Monday, February 21, 2011

The Effect Of The Garrett Bill On Indirects

Dear Colleagues:

Allow me to make some points that, as far as I know, no one else has made with regard to the beneficial effect of the Garrett bill on indirects. These effects exist though the bill does not mention indirects.

The indirects have, of course, invested through intermediaries - - through funds, banks, etc. Under Garrett’s bill, as I understand matters, those funds and banks are customers and will be as eligible as any other customer to get back money from customer property. That money, under the Garrett bill, will be calculated under the final statement method, if the funds, banks, etc. are innocent. If they are not innocent, Picard could, I think, choose to calculate it under CICO, though I wonder if he would do so if the funds, banks, etc. agreed in advance to return all the money to defrauded indirect investors, as they should. Thus, if the indirects’ funds are innocent, and the Trustee is anywhere near as successful as he claims he will be - - he claims he may recover $45 billion - - the indirects, under the consequences of the Garrett bill, would get [all] their money back from customer property, up to the amount of their final statements, even though they would not get advances. If the banks are not innocent, they may get back and distribute only their cash-in, unless investors can prevail upon Picard - - as I actually think may be possible for a variety of reasons - - to use the FSM for funds that agree in advance to return to defrauded indirects all the money the funds get from customer property.

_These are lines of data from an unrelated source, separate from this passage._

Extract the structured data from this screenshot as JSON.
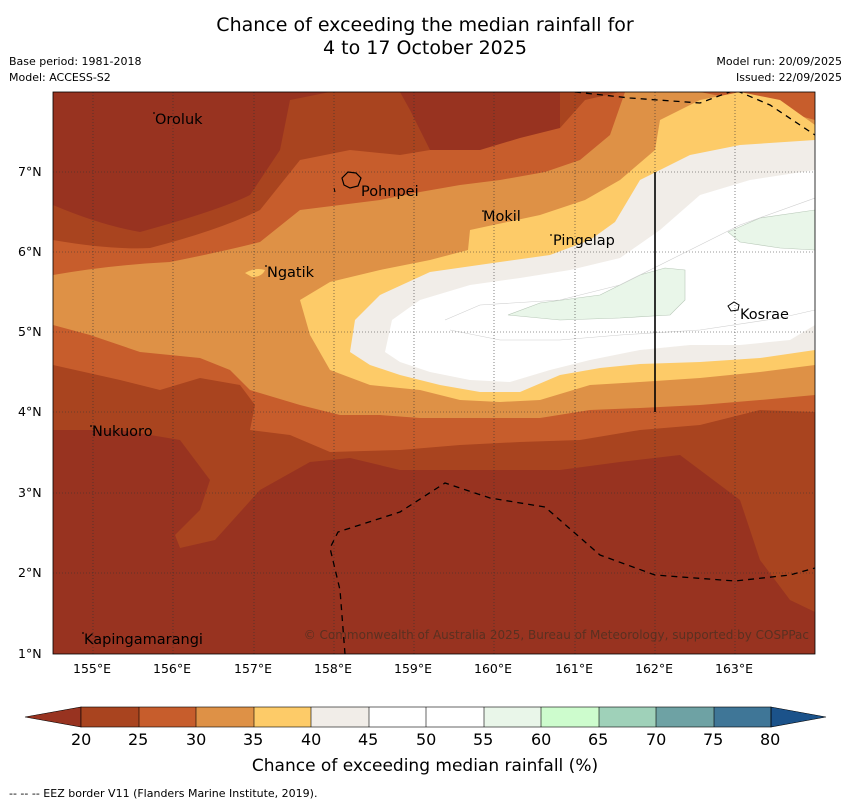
{
  "title": {
    "line1": "Chance of exceeding the median rainfall for",
    "line2": "4 to 17 October 2025"
  },
  "meta": {
    "base_period": "Base period: 1981-2018",
    "model": "Model: ACCESS-S2",
    "model_run": "Model run: 20/09/2025",
    "issued": "Issued: 22/09/2025"
  },
  "axes": {
    "x_ticks": [
      "155°E",
      "156°E",
      "157°E",
      "158°E",
      "159°E",
      "160°E",
      "161°E",
      "162°E",
      "163°E"
    ],
    "y_ticks": [
      "7°N",
      "6°N",
      "5°N",
      "4°N",
      "3°N",
      "2°N",
      "1°N"
    ]
  },
  "places": [
    {
      "name": "Oroluk",
      "lon": 155.75,
      "lat": 7.7
    },
    {
      "name": "Pohnpei",
      "lon": 158.25,
      "lat": 6.9
    },
    {
      "name": "Mokil",
      "lon": 159.8,
      "lat": 6.7
    },
    {
      "name": "Pingelap",
      "lon": 160.7,
      "lat": 6.2
    },
    {
      "name": "Ngatik",
      "lon": 157.1,
      "lat": 5.8
    },
    {
      "name": "Kosrae",
      "lon": 163.0,
      "lat": 5.3
    },
    {
      "name": "Nukuoro",
      "lon": 154.95,
      "lat": 3.85
    },
    {
      "name": "Kapingamarangi",
      "lon": 154.8,
      "lat": 1.1
    }
  ],
  "copyright": "© Commonwealth of Australia 2025, Bureau of Meteorology, supported by COSPPac",
  "colorbar": {
    "title": "Chance of exceeding median rainfall (%)",
    "labels": [
      "20",
      "25",
      "30",
      "35",
      "40",
      "45",
      "50",
      "55",
      "60",
      "65",
      "70",
      "75",
      "80"
    ],
    "colors": [
      "#a9441f",
      "#c75d2c",
      "#de9146",
      "#fdcb68",
      "#f1ede8",
      "#ffffff",
      "#ffffff",
      "#e9f6e9",
      "#cdfccd",
      "#9fd1b9",
      "#6ea2a4",
      "#3f7697"
    ],
    "under_color": "#983320",
    "over_color": "#1b528a"
  },
  "footnote": "--  --  -- EEZ border V11 (Flanders Marine Institute, 2019)."
}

What if, however, a fund is potentially one of those which Picard claims is not innocent, i.e., the fund knew or should have known something was wrong. Well, if the fund took no money out (or took out less than is shown in its final statements), then, I believe, it will still get back money from customer property, although (i) the amount it receives may be based on CICO unless, as said, Picard can be persuaded to use the FSM if monies recovered by the fund will be forwarded to the indirects, and (ii) the fund likely will be subjected to clawbacks to the extent it took out money. In connection with such funds getting money back, it is my belief (not a recollected certainty, but only a belief) that Picard or his minion have said that the claims of funds against customer property will be recognized unless the fund was one of the truly egregious culprits in terms of aiding the fraud though it should have known there was a fraud.

But what if a non innocent fund took out more money than is shown on its final statement? Well, assuming the fund was not one of the truly egregious ones, I believe that although Picard will seek to claw back from it, the fund will still have a claim against customer property. (This, as I remember (I am in Florida without access to the relevant papers), was what occurred in the settlement with UBP (or was it UBS?), where the claim Picard recognized was, as I recollect, about 250 million dollars greater on a CICO basis than the payment to Picard from the bank.) So, at least where the fund or bank is a large one with the resources to pay Picard (as many likely are), it will get back from customer property sufficient monies to pay back their Madoff losses, on a CICO basis and maybe on an FSM basis, to its indirect investors (who (unlike directs) would have lawsuits against it, in all likelihood, if they are not paid by it).

But what if a non innocent fund or bank is one of the egregious ones? I suspect Picard may not recognize its claim for customer property, so its indirect investors will not be able to recover in this way.

If my views are correct about the necessary effects of Garrett’s bill on indirects, the bill will prove beneficial to many of them even though it does not mention them. Many of them - - perhaps even most? - - would end up receiving either the full amount shown on their final statements or the amounts they actually invested. The questions which should be inquired into, therefore, are these: (1) Will Picard in fact recover 45 billion dollars so that he can pay everyone in full from customer property under the FSM? (I am assuming (and could be wrong) that $45 billion will do the trick, since I believe the Trustee claims the total ESM losses to now be only $45 billion because he has subtracted the no longer extant huge claims of persons and institutions with whom he has settled, e.g., the Picowers, the Shapiros, etc.) (2) When will the Trustee’s recoveries reach somewhere around $45 billion? (3) When will the Trustee start passing out money - - he has said, if I remember correctly, that he will be submitting a plan of payment this spring, but when will payments start under that plan? (4) Will Picard agree to use the FSM method for non innocent funds that agree to pass through to innocent defrauded indirects all recoveries from customer property? (5) What funds and banks will be regarded as so egregious that the Trustee will seek to avoid paying them anything - - i.e., he will refuse to recognize their claims against customer property - - so that their indirect investors will not be able to recover from customer property via their intermediary funds?

I think it would behoove everyone, especially including the indirects who presently are threatening to try to scuttle the Garrett bill, to focus on these questions rather than on trying to destroy the Garrett bill. For the consequences of the bill could be very favorable for the indirects even though it does not mention them.